1. There are no real movie stars anymore.
The age of the true movie star is over. Have you seen a copy of People lately? I can’t name anyone in it. From reality “stars” to people who are on some cable show I never heard of, Hollywood is packed with people who are no more famous to me than the checkout girl at the grocery store. Who is today’s Julia Roberts? Robert Redford? Cary Grant? No one shines anymore.
2. The movies are not that good.
Except for the few blockbusters that people love and the Oscars shun, I can’t say for sure that I’ve seen any movie nominated for best film in the last ten years. Whatever committee nominates the films doesn’t seem to care what people actually like.
3. Nobody cares anymore.
Years ago at work the Monday after the Oscars we would all be buzzing about who won and who was best dressed and whose speech was the worst. These days absolutely no one cares. No one is talking about it except Hollywood social media writers. If you asked the average person what they thought of the best supporting actress winner, Alicia Vikander, most people would say, “Who?”
4. Kids have no idea what the Oscars are.

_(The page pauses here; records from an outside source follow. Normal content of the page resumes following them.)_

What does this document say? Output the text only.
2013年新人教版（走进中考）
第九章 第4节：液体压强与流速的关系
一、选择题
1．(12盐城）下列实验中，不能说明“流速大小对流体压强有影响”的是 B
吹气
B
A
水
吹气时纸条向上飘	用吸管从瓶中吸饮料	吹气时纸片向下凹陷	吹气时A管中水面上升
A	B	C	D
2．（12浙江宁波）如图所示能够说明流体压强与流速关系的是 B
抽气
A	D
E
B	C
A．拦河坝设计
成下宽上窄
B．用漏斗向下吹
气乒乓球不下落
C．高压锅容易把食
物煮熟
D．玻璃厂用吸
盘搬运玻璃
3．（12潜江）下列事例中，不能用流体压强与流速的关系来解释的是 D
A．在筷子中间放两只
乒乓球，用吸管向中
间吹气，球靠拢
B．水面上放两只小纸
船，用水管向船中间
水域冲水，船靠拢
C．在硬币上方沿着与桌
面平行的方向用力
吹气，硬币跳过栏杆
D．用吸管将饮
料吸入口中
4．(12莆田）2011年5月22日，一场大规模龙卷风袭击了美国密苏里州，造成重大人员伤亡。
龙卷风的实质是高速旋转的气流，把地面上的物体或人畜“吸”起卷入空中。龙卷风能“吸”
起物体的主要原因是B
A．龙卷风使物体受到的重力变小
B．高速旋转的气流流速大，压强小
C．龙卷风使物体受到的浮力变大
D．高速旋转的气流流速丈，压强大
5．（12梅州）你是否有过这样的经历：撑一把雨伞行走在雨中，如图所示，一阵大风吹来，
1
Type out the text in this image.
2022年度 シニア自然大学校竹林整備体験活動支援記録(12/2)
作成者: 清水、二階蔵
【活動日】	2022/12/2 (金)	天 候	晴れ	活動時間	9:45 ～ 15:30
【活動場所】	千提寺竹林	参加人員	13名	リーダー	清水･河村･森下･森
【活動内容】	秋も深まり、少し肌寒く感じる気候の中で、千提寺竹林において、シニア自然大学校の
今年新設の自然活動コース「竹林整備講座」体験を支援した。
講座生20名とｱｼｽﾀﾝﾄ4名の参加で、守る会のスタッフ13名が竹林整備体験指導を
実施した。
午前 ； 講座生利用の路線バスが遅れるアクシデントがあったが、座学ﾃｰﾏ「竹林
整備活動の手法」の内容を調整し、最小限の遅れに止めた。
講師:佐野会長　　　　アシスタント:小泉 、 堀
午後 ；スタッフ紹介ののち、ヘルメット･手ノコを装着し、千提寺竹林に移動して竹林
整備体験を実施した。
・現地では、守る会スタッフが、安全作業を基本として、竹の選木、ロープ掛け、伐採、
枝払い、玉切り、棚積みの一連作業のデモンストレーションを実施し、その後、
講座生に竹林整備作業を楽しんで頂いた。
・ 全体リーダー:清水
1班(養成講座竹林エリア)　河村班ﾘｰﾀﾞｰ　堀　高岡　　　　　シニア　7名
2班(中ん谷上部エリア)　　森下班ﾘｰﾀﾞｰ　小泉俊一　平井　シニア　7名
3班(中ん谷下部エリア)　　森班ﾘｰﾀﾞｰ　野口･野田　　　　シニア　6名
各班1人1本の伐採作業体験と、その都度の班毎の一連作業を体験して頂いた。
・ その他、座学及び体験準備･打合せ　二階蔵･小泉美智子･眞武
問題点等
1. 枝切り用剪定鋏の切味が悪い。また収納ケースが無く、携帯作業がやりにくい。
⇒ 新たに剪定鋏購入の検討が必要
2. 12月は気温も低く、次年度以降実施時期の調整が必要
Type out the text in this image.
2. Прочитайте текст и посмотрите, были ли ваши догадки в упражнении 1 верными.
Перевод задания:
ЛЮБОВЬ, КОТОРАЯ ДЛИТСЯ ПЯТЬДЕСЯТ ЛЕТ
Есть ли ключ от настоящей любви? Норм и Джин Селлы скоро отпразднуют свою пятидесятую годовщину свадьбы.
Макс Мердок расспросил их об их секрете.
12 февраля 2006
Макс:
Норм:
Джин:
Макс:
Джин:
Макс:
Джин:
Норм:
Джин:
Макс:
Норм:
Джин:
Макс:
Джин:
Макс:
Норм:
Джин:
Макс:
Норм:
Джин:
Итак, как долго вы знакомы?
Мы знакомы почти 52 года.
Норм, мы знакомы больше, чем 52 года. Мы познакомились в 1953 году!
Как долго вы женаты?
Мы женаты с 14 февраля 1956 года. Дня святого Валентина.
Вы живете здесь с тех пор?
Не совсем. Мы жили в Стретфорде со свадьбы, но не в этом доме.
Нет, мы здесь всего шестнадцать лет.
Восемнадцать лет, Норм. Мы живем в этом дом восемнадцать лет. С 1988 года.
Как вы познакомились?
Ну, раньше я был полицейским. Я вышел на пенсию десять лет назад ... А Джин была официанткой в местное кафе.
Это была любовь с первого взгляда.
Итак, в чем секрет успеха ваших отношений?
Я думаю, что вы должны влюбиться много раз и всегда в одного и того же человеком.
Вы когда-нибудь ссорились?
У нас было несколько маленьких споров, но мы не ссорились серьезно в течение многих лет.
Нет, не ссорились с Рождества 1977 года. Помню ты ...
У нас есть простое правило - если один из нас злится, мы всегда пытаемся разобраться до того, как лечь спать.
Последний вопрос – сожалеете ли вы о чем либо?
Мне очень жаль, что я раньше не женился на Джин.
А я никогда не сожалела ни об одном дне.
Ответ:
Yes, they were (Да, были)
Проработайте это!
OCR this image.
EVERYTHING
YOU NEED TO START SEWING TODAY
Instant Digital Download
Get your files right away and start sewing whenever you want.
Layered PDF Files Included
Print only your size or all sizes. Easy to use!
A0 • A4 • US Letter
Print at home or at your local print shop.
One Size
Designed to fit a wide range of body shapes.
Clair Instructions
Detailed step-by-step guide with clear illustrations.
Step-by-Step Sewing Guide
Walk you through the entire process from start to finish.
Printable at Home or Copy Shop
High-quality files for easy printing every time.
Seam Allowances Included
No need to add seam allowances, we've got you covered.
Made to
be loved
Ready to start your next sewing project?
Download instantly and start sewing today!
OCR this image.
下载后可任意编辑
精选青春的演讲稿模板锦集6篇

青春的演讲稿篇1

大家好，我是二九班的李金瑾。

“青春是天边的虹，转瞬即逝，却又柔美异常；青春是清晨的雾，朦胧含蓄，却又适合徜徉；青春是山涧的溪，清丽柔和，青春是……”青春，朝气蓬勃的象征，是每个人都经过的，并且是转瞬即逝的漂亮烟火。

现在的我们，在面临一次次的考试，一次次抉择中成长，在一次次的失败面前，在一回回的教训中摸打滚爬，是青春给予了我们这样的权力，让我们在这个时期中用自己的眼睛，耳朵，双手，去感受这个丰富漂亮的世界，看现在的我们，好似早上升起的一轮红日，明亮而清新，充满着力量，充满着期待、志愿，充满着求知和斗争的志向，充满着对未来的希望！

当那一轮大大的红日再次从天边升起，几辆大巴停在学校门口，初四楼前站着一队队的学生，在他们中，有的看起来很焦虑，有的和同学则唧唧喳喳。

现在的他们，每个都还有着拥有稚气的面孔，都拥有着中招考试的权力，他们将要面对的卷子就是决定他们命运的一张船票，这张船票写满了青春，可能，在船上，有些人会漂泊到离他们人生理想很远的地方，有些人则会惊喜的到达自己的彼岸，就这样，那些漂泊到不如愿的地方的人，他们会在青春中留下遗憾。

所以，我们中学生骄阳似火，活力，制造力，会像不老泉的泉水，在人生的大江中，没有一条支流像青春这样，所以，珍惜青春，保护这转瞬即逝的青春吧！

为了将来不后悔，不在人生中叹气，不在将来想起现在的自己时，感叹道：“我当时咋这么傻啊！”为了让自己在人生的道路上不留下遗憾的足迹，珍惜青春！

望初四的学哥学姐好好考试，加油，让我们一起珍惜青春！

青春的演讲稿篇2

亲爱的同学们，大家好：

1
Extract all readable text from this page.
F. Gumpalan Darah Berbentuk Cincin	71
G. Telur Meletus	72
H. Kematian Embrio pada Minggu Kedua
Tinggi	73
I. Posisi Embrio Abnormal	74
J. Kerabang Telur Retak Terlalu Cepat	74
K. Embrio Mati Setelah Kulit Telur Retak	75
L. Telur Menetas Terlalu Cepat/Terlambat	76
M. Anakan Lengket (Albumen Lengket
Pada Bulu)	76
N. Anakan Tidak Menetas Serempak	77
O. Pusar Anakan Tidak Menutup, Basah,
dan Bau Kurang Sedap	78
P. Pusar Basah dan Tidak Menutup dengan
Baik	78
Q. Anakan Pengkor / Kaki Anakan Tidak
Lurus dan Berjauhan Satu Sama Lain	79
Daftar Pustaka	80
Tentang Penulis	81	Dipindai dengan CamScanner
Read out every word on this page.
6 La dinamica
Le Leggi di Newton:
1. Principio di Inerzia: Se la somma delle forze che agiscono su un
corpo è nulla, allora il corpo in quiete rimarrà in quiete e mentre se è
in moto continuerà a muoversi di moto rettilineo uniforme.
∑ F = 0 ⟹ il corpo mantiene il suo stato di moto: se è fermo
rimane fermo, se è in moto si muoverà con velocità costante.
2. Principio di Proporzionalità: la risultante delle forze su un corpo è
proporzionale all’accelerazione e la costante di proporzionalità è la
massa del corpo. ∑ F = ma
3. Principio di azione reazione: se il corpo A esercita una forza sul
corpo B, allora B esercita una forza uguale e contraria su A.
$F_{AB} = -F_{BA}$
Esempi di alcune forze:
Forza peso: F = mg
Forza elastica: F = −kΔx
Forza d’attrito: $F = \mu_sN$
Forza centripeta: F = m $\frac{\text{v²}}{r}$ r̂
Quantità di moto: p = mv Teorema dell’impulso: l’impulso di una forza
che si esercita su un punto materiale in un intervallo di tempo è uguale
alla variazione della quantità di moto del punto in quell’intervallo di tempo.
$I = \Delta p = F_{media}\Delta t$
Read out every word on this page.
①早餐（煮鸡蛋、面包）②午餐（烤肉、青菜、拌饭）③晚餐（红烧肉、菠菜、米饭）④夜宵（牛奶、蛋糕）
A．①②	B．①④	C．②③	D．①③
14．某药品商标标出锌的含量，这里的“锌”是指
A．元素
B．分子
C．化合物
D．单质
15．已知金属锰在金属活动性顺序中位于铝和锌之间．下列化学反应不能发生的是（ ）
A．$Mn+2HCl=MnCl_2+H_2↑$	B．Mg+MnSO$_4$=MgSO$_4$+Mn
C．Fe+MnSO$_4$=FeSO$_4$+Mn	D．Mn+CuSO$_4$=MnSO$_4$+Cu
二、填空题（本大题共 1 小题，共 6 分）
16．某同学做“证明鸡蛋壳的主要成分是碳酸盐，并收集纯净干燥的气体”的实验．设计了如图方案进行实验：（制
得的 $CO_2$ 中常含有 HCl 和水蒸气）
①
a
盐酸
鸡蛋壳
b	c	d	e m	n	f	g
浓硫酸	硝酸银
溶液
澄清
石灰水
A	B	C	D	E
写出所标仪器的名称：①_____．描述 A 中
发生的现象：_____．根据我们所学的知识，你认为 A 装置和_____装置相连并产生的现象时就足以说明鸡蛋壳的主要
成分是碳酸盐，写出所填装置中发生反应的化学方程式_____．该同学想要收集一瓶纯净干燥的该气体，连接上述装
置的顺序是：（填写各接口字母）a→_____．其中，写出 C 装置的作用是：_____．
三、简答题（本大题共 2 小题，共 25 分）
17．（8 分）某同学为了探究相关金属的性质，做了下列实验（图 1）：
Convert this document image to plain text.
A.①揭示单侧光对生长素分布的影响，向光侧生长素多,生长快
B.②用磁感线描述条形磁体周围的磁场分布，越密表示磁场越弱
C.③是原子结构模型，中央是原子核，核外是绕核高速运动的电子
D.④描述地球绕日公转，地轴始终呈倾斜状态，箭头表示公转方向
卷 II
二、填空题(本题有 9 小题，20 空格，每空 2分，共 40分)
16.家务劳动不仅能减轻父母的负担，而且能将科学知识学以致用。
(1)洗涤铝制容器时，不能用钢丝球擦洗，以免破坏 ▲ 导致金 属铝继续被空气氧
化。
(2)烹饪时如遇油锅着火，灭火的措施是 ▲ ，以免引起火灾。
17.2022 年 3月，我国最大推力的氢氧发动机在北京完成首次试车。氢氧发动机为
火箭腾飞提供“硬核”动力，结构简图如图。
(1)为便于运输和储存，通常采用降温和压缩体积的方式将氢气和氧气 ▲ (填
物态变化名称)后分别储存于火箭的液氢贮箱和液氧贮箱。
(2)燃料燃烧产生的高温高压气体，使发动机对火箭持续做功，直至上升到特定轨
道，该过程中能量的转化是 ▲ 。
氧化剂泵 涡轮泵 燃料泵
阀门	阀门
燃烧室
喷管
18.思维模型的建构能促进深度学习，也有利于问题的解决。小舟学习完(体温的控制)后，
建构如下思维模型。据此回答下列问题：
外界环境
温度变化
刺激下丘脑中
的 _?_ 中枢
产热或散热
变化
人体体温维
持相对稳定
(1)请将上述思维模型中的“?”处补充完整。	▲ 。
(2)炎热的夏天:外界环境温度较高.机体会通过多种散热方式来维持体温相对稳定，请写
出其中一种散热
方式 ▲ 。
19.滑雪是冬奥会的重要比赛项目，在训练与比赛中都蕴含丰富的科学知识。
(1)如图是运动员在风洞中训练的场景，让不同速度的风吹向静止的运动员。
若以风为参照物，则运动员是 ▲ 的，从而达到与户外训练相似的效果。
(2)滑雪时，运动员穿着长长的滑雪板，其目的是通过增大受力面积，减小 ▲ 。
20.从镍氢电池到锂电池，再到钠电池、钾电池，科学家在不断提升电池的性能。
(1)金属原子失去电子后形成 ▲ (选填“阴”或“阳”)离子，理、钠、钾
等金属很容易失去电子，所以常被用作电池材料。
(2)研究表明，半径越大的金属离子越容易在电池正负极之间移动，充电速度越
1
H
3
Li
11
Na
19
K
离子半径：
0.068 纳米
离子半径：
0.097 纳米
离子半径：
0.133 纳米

When I was a kid there wasn’t much to watch on TV since we only had about six channels, so when the Oscars came on it was a big deal and we all crowded around our remoteless television to watch it. For days afterward, we would practice our acceptance speeches holding hairbrushes or piano trophies in the mirror. Nowadays, kids have unlimited entertainment choices, from iPad games to 400 cable or streaming channels. The Oscars isn’t going to draw the youngsters who will grow up with little to no concept of what an “Oscar” is. Further, any Hollywood star or starlet the kids want to see can be contacted on Twitter or Instagram and they even write back sometimes. The mystery of the Hollywood “star” is really gone.
5. Too much politicking.
This year’s Oscar cause of the moment was gun control, where all the famous rich people who have armed guards surrounding them and their families 24/7 wore little bracelets to show their support for taking away your right to protect yourself and your family. How quaint. Hollywood has shown such contempt for regular Americans for so long with the constant proselytizing for this cause or that candidate that we’ve severed the dysfunctional relationship we used to have with Hollywood. The “stars,” as they call themselves, may still exist, but they are dimmed.
Movies are still made—and clearly still make money somehow—but people don’t care the way they used to. This is a great thing for our country. While I would be happy to see my children interested in theater and enjoying acting as a creative outlet, I’m glad my kids don’t stand in front of a mirror holding a hairbrush and pretending it is an Oscar. I am happy that spell has been broken.